Gavin leans against the counter and sighs. “I know the way Karen has been behaving is a problem.”
I’m relieved to hear him say that; unfortunately, it feels like there’s a but at the end of that statement. “So how do we manage this? What am I supposed to do, Gavin? Walk around on eggshells? Bite my tongue? Let her undermine both of us? I don’t know what I’m allowed to say and not say. What’s my role here? It’s like she still treats me as though I’m the nanny, not your girlfriend. And if you know she’s a problem, how are we going to fix it?”
He sighs heavily and rubs his temple, like this conversation is giving him a headache. Like it’s me that’s the issue, not the woman who constantly makes me feel like shit. And honestly, Gavin’s unwillingness to stand up to her is … not the most attractive quality at the moment. “I realize I let Karen get away with a lot more than I should.”
This conversation feels like pulling teeth. Like he’s holding back. “If you realize it, why do you let it keep happening?”
He drags his tongue along his bottom lip, eyes on the floor. He shakes his head a couple of times and finally, quietly, says, “Because, Harley, I’m the reason their daughter is dead.”
I suck in a shocked breath. “I thought she died during childbirth.”
His jaw tics. “She did.” His eyes flick up to mine. There’s anger, hurt, and frustration lurking behind them. And guilt. So much guilt. “But if I’d taken their daughter to the hospital two hours earlier, when she said we should probably go, instead of needing to finish mowing the fucking lawn, then maybe she would still be here.” He swallows thickly, lip curling in disgust, and I see that under all the anger is self-loathing. “If I’d put my wife ahead of a fucking household chore, they would still have their daughter. I took her away from them.” He points to his chest, voice as hard as his eyes. “It’s my fault she’s gone. Because I didn’t take care of her when I should have. Peyton is the only link they have left to their daughter, and letting Karen mother Peyton was the only way I could see to give her back some of what I took from them when Marcie died. I get that I need boundaries, but calling her out in a public place is cruel.”
“I’m so sorry.” I didn’t realize until now that Gavin has been holding onto the blame for that for all these years. Not like this. And it reframes so much of what’s happening. When he moved to Boulder, Karen stepped in as the mother Peyton didn’t have, and when he moved back here, he took that away from her. It explains so much about the way they deal with each other, and how Karen deals with me.
I take a step forward, wanting to find a way to console him. To tell him I understand what it’s like holding on to guilt, because I did it with him for years, but he puts his hand up to stop me.

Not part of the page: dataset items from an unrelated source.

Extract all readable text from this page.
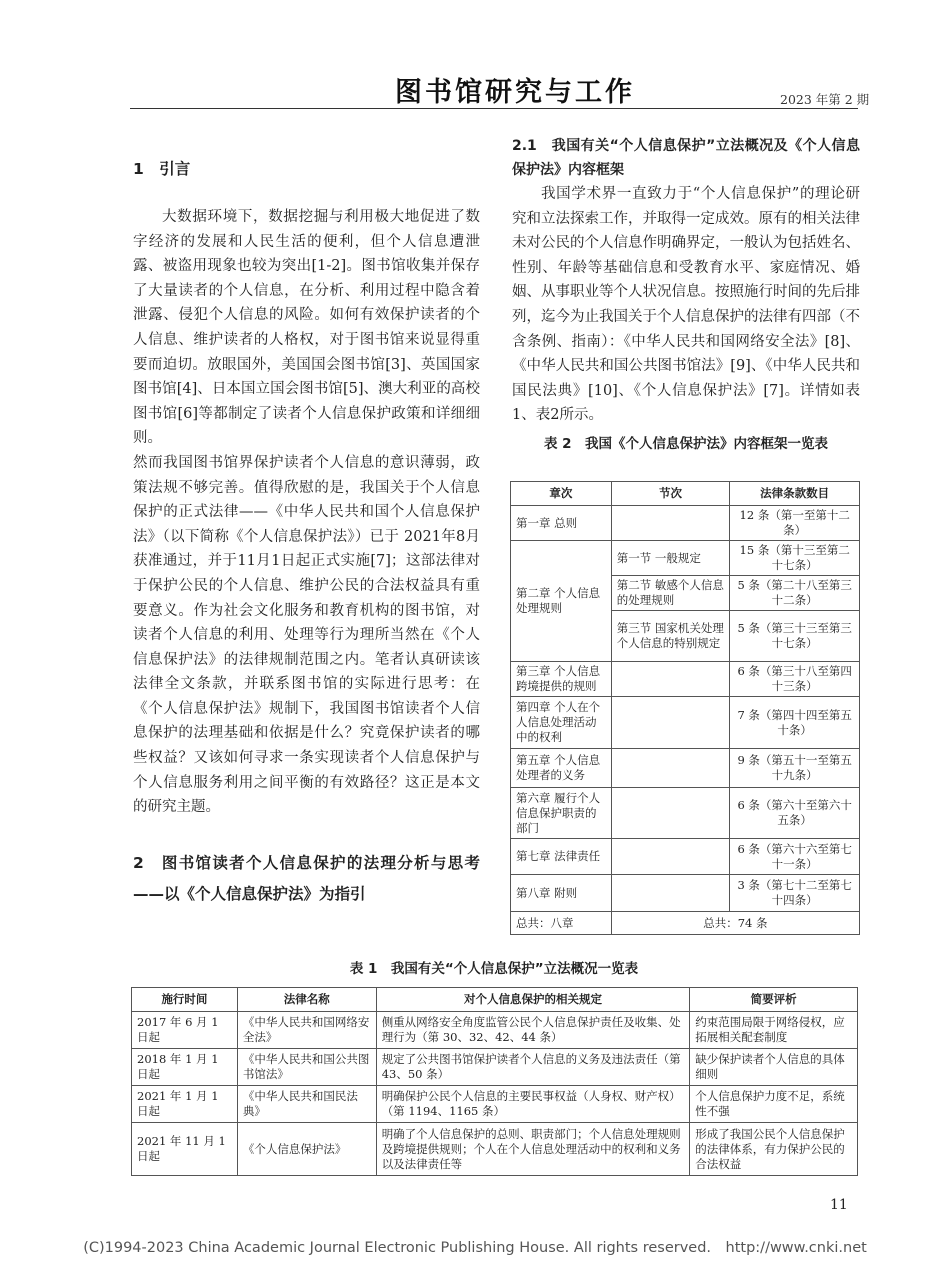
图书馆研究与工作	2023 年第 2 期
1　引言
大数据环境下，数据挖掘与利用极大地促进了数字经济的发展和人民生活的便利，但个人信息遭泄露、被盗用现象也较为突出[1-2]。图书馆收集并保存了大量读者的个人信息，在分析、利用过程中隐含着泄露、侵犯个人信息的风险。如何有效保护读者的个人信息、维护读者的人格权，对于图书馆来说显得重要而迫切。放眼国外，美国国会图书馆[3]、英国国家图书馆[4]、日本国立国会图书馆[5]、澳大利亚的高校图书馆[6]等都制定了读者个人信息保护政策和详细细则。
然而我国图书馆界保护读者个人信息的意识薄弱，政策法规不够完善。值得欣慰的是，我国关于个人信息保护的正式法律——《中华人民共和国个人信息保护法》（以下简称《个人信息保护法》）已于 2021年8月获准通过，并于11月1日起正式实施[7]；这部法律对于保护公民的个人信息、维护公民的合法权益具有重要意义。作为社会文化服务和教育机构的图书馆，对读者个人信息的利用、处理等行为理所当然在《个人信息保护法》的法律规制范围之内。笔者认真研读该法律全文条款，并联系图书馆的实际进行思考：在《个人信息保护法》规制下，我国图书馆读者个人信息保护的法理基础和依据是什么？究竟保护读者的哪些权益？又该如何寻求一条实现读者个人信息保护与个人信息服务利用之间平衡的有效路径？这正是本文的研究主题。
2　图书馆读者个人信息保护的法理分析与思考——以《个人信息保护法》为指引
2.1　我国有关“个人信息保护”立法概况及《个人信息保护法》内容框架
我国学术界一直致力于“个人信息保护”的理论研究和立法探索工作，并取得一定成效。原有的相关法律未对公民的个人信息作明确界定，一般认为包括姓名、性别、年龄等基础信息和受教育水平、家庭情况、婚姻、从事职业等个人状况信息。按照施行时间的先后排列，迄今为止我国关于个人信息保护的法律有四部（不含条例、指南）：《中华人民共和国网络安全法》[8]、《中华人民共和国公共图书馆法》[9]、《中华人民共和国民法典》[10]、《个人信息保护法》[7]。详情如表1、表2所示。
表 2　我国《个人信息保护法》内容框架一览表
章次	节次	法律条款数目
第一章 总则		12 条（第一至第十二条）
第二章 个人信息处理规则	第一节 一般规定	15 条（第十三至第二十七条）
	第二节 敏感个人信息的处理规则	5 条（第二十八至第三十二条）
	第三节 国家机关处理个人信息的特别规定	5 条（第三十三至第三十七条）
第三章 个人信息跨境提供的规则		6 条（第三十八至第四十三条）
第四章 个人在个人信息处理活动中的权利		7 条（第四十四至第五十条）
第五章 个人信息处理者的义务		9 条（第五十一至第五十九条）
第六章 履行个人信息保护职责的部门		6 条（第六十至第六十五条）
第七章 法律责任		6 条（第六十六至第七十一条）
第八章 附则		3 条（第七十二至第七十四条）
总共：八章	总共：74 条	
表 1　我国有关“个人信息保护”立法概况一览表
施行时间	法律名称	对个人信息保护的相关规定	简要评析
2017 年 6 月 1 日起	《中华人民共和国网络安全法》	侧重从网络安全角度监管公民个人信息保护责任及收集、处理行为（第 30、32、42、44 条）	约束范围局限于网络侵权，应拓展相关配套制度
2018 年 1 月 1 日起	《中华人民共和国公共图书馆法》	规定了公共图书馆保护读者个人信息的义务及违法责任（第 43、50 条）	缺少保护读者个人信息的具体细则
2021 年 1 月 1 日起	《中华人民共和国民法典》	明确保护公民个人信息的主要民事权益（人身权、财产权）（第 1194、1165 条）	个人信息保护力度不足，系统性不强
2021 年 11 月 1 日起	《个人信息保护法》	明确了个人信息保护的总则、职责部门；个人信息处理规则及跨境提供规则；个人在个人信息处理活动中的权利和义务以及法律责任等	形成了我国公民个人信息保护的法律体系，有力保护公民的合法权益
11
(C)1994-2023 China Academic Journal Electronic Publishing House. All rights reserved.　http://www.cnki.net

“Don’t, please. I can’t handle this. I don’t deserve pity, or understanding, or any of the things that you want to give me right now, Harley. I know that Karen is making this difficult”—he motions between us—“but my moving back here has been hard on her. She’s struggling too. To her it’s another loss. I can’t take more away from her than I already have.”
“I’m not asking you to take things away from her. I’m asking you to stand up for us and for Peyton. There has to be some kind of balance, Gavin,” I say gently.

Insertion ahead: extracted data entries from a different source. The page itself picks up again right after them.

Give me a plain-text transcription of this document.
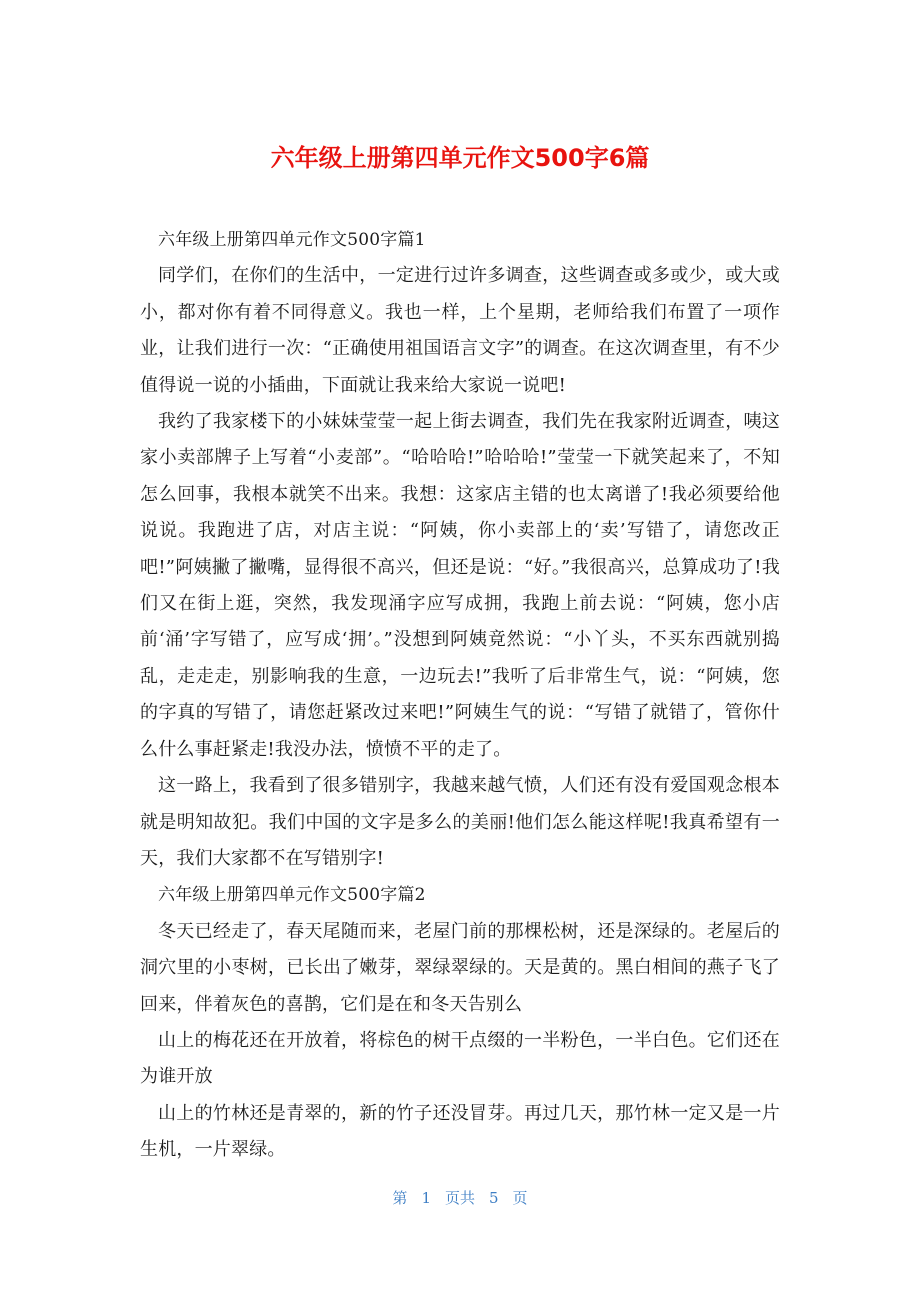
六年级上册第四单元作文500字6篇

六年级上册第四单元作文500字篇1

同学们，在你们的生活中，一定进行过许多调查，这些调查或多或少，或大或小，都对你有着不同得意义。我也一样，上个星期，老师给我们布置了一项作业，让我们进行一次：“正确使用祖国语言文字”的调查。在这次调查里，有不少值得说一说的小插曲，下面就让我来给大家说一说吧!

我约了我家楼下的小妹妹莹莹一起上街去调查，我们先在我家附近调查，咦这家小卖部牌子上写着“小麦部”。“哈哈哈!”哈哈哈!”莹莹一下就笑起来了，不知怎么回事，我根本就笑不出来。我想：这家店主错的也太离谱了!我必须要给他说说。我跑进了店，对店主说：“阿姨，你小卖部上的‘卖’写错了，请您改正吧!”阿姨撇了撇嘴，显得很不高兴，但还是说：“好。”我很高兴，总算成功了!我们又在街上逛，突然，我发现涌字应写成拥，我跑上前去说：“阿姨，您小店前‘涌’字写错了，应写成‘拥’。”没想到阿姨竟然说：“小丫头，不买东西就别捣乱，走走走，别影响我的生意，一边玩去!”我听了后非常生气，说：“阿姨，您的字真的写错了，请您赶紧改过来吧!”阿姨生气的说：“写错了就错了，管你什么什么事赶紧走!我没办法，愤愤不平的走了。

这一路上，我看到了很多错别字，我越来越气愤，人们还有没有爱国观念根本就是明知故犯。我们中国的文字是多么的美丽!他们怎么能这样呢!我真希望有一天，我们大家都不在写错别字!

六年级上册第四单元作文500字篇2

冬天已经走了，春天尾随而来，老屋门前的那棵松树，还是深绿的。老屋后的洞穴里的小枣树，已长出了嫩芽，翠绿翠绿的。天是黄的。黑白相间的燕子飞了回来，伴着灰色的喜鹊，它们是在和冬天告别么

山上的梅花还在开放着，将棕色的树干点缀的一半粉色，一半白色。它们还在为谁开放

山上的竹林还是青翠的，新的竹子还没冒芽。再过几天，那竹林一定又是一片生机，一片翠绿。

第 1 页共 5 页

“I took their daughter from them. I robbed Peyton of a mother. There isn’t any balance. There’s just me trying to make up for the biggest fucking mistake of my life,” he grinds out.
I realize in that moment, as much as Gavin might want us to work, he still has a lot of work to do. His guilt is a heavy chain that’s keeping him shackled to the past. “I don’t know how to help you with this,” I say honestly.